In view of the facts that the farm on a re-sale will bring at least $2225 more than it was sold for by the master; that the defendants were all non-residents and were misled by not learning of the terms and date of the sale in time to protect their interests; that the purchasers did not deposit the amount of their bid with the master on the day of sale, in accordance with the terms of the sale, but waited until the following Monday and until after three of them had sold their interest in the purchase to the fourth, who .furnished all the purchase money paid to the master, and that two of the complainants were minors, we cannot say that the chancellor who heard the application to set aside the sale and ordered a re-sale, and who was familiar with all the facts and circumstances surrounding the sale, abused the discretion vested in him in refusing to confirm the sale and in setting aside the sale and ordering a re-sale of the premises.

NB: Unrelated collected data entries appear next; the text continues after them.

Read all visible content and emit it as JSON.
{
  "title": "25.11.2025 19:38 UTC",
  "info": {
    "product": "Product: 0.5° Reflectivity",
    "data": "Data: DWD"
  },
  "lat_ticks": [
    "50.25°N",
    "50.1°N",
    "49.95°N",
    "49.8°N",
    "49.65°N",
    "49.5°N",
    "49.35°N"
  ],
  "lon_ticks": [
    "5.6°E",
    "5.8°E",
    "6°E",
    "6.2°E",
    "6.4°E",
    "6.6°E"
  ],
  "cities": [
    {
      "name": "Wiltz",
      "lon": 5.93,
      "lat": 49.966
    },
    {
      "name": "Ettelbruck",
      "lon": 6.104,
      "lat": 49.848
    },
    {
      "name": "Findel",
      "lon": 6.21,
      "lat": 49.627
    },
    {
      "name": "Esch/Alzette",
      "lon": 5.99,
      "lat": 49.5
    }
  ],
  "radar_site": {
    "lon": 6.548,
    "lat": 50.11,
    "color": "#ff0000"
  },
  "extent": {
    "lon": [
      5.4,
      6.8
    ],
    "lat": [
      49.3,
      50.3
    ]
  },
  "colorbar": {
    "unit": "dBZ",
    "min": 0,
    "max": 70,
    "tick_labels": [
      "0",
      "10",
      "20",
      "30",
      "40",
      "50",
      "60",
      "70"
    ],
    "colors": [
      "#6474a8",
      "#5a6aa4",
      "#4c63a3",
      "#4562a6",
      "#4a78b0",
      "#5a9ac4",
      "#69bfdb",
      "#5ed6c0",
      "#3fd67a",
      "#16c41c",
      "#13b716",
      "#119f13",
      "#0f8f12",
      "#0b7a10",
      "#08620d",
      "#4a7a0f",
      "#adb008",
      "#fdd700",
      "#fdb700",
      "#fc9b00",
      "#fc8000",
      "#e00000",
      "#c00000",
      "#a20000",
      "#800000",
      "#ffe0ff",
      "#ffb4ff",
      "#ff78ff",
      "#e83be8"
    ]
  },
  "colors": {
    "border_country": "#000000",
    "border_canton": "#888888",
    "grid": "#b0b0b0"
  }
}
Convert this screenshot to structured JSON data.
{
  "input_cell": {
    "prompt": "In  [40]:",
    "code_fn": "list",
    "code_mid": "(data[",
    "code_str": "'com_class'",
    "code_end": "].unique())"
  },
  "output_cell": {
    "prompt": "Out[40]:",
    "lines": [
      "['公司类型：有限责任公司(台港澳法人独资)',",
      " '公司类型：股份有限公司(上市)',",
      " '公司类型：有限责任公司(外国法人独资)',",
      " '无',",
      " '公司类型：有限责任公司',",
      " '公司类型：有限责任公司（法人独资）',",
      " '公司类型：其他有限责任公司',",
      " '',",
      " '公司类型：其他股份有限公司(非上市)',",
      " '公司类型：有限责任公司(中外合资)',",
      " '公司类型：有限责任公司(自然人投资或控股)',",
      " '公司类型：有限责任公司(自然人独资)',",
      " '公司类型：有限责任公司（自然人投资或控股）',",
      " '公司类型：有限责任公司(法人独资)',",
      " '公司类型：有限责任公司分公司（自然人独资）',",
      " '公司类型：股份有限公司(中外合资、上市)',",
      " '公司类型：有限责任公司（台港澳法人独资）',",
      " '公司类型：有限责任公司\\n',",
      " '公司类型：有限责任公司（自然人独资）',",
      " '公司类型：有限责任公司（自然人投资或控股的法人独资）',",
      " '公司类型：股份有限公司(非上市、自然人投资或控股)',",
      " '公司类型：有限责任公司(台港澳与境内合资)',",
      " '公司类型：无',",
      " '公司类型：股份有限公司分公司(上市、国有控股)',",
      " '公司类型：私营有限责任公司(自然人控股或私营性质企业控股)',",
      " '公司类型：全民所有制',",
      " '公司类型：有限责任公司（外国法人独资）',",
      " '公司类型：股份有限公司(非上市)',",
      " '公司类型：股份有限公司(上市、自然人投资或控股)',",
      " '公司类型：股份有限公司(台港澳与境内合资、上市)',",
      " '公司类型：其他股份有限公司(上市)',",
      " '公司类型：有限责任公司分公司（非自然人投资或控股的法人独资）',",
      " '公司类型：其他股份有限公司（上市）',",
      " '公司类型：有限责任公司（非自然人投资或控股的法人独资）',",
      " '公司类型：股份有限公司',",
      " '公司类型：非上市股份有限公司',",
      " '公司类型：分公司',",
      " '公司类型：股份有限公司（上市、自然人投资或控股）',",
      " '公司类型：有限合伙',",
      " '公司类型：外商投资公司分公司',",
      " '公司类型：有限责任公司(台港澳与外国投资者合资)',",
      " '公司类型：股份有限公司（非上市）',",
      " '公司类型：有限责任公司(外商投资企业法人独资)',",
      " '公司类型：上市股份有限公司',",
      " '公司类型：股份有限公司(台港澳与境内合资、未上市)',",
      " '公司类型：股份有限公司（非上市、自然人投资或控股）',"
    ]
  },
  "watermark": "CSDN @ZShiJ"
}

It is urged by the appellants that the exceptions, which were in the form of a telegram, as originally filed, were insufficient, and that the court erred in permitting amended exceptions to be filed. The telegram was addressed to the cleric of the court, who was requested to file the same. It gave the title of the case, and stated that the defendants objected to the confirmation of the sale on the ground of inadequacy of price, and was signed by counsel. It was received and filed during vacation, and upon the convening of court, by leave of court, amended exceptions were filed. “No particular form for such exceptions is prescribed.” (Kiebel v. Leick, supra.) The exceptions, as originally filed, informed all parties in interest that the defendants objected to the confirmation of the sale, and were, we think, sufficient to authorize the court to permit the amended exceptions to be filed.

After the sale had been set aside and a re-sale of the premises decreed and an appeal prayed from that decree to this court and allowed, the appellants, to avoid the effect of the decision of this court in Kiebel v. Leick, supra, and other cases, sought to eliminate the question of the interests of the minor complainants in a re-sale of the premises by offering to pay into court for their benefit the difference between the rejected bid and the offer of the defendants. At the time the offer of the appellants was made the sale had been set aside and a re-sale of the premises ordered, and the offer came too late, if, under any circumstances, such offer could be of any force.

Finding no reversible error in this record the decree of the circuit court will be affirmed.